Mungkin semua berfikiran kalau bahasa melayu di Indonesia
terutama melayu Riau sama dengan melayu Malaysia. Bahkan ada sebagian kerabat
kita keturunan melayu yang lebih cenderung menyamakan bahasa mereka dengan
bahasa melayu Malaysia. Tanpa mereka sadari sebenarnya antara bahasa melayu di
Indonesia dengan bahasa melayu Malaysia berbeda perkembangan
Pada tahun 1719 Raja Kecil, dari Istana Kerajaan Johor,
dipaksa memindahkan pusat kekuasaannya ke Ulu Riau, di Pulau Bintan, salah satu
pulau yang bergabung dalam Kepulauan Riau. Pemindahan ini merupakan permulaan
dari suatu periode dalam pengembangan dan penyebaran bahasa Melayu, yaitu
periode Kerjaan Riau dan Lingga.
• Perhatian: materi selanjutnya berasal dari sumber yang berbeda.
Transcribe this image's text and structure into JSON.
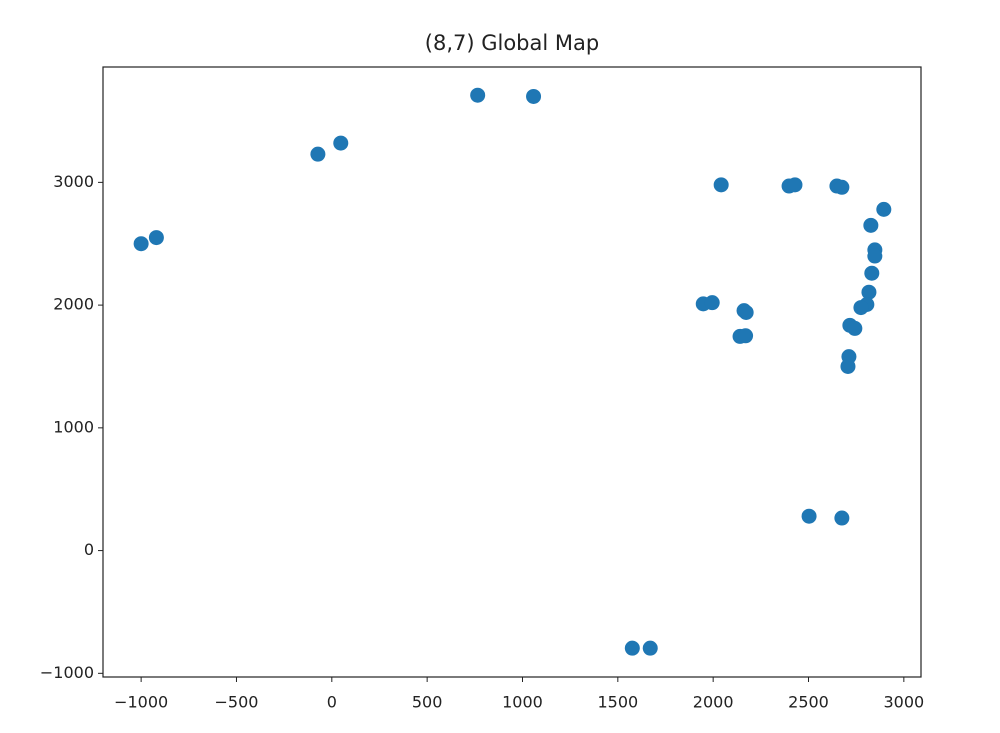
{
  "chart_data": {
    "type": "scatter",
    "title": "(8,7) Global Map",
    "color": "#1f77b4",
    "x": [
      -1000,
      -920,
      -73,
      47,
      765,
      1058,
      2042,
      2398,
      2429,
      2649,
      2675,
      2895,
      2827,
      2848,
      2848,
      2832,
      2817,
      2806,
      2775,
      1948,
      1995,
      2162,
      2173,
      2141,
      2170,
      2717,
      2743,
      2712,
      2707,
      2503,
      2675,
      1576,
      1670
    ],
    "y": [
      2500,
      2550,
      3230,
      3320,
      3710,
      3700,
      2980,
      2970,
      2980,
      2970,
      2960,
      2780,
      2650,
      2450,
      2400,
      2260,
      2105,
      2005,
      1980,
      2010,
      2020,
      1955,
      1940,
      1745,
      1750,
      1835,
      1810,
      1580,
      1500,
      280,
      265,
      -795,
      -795
    ],
    "xlim": [
      -1200,
      3090
    ],
    "ylim": [
      -1030,
      3940
    ],
    "xticks": [
      {
        "value": -1000,
        "label": "−1000"
      },
      {
        "value": -500,
        "label": "−500"
      },
      0,
      500,
      1000,
      1500,
      2000,
      2500,
      3000
    ],
    "yticks": [
      {
        "value": -1000,
        "label": "−1000"
      },
      0,
      1000,
      2000,
      3000
    ]
  }
}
Dalam periode inilah bahasa Melayu memperoleh
ciri ke-Riau-annya, dan bahasa Melayu Riau inilah yang merupakan cikal bakal
bahasa Nasional Indonesia yang dicetuskan oleh Sumpah Pemuda pada 28 Oktober
1928.
Periode Kerajaan Riau dan Lingga tercatat mulai tahun 1719,
ketika didirikan oleh Raja Kecil, sampai dengan tahun 1913, ketika kerajaan itu
dihapus oleh Pemerintah Kolonial Belanda. Selama keberadaan kerajaan ini hampir
200 tahun lamanya, ada tiga momentum yang penting sekali bagi perkembangan dan
persebaran bahasa Melayu Riau, yaitu tahun 1808, ketika Raja Ali Haji lahir;
tahun 1857, ketika Raja Ali Haji menyelesaikan bukunya yang berjudul Bustanul
Katibin, suatu tatabahasa normatif bahasa Melayu Riau; dan tahun 1894, ketika
percetakan Mathba’atul Riauwiyah atau Mathba’atul Ahmadiyah didirikan.
Bahasa
indonesia adalah bahasa melayu
sebuah bahasa Austronesia yang digunakan sebagai lingua franca di Nusantara
kemungkinan sejak abad-abad awal penanggalan modern, paling tidak dalam bentuk
informalnya. Bentuk bahasa sehari-hari sering dinamai dengan istilah Melayu
Pasar. Jenis ini sangat lentur sebab sangat mudah dimengerti dan ekspresif,
dengan toleransi kesalahan sangat besar dan mudah menyerap istilah-istilah lain
dari berbagai bahasa yang digunakan para penggunanya.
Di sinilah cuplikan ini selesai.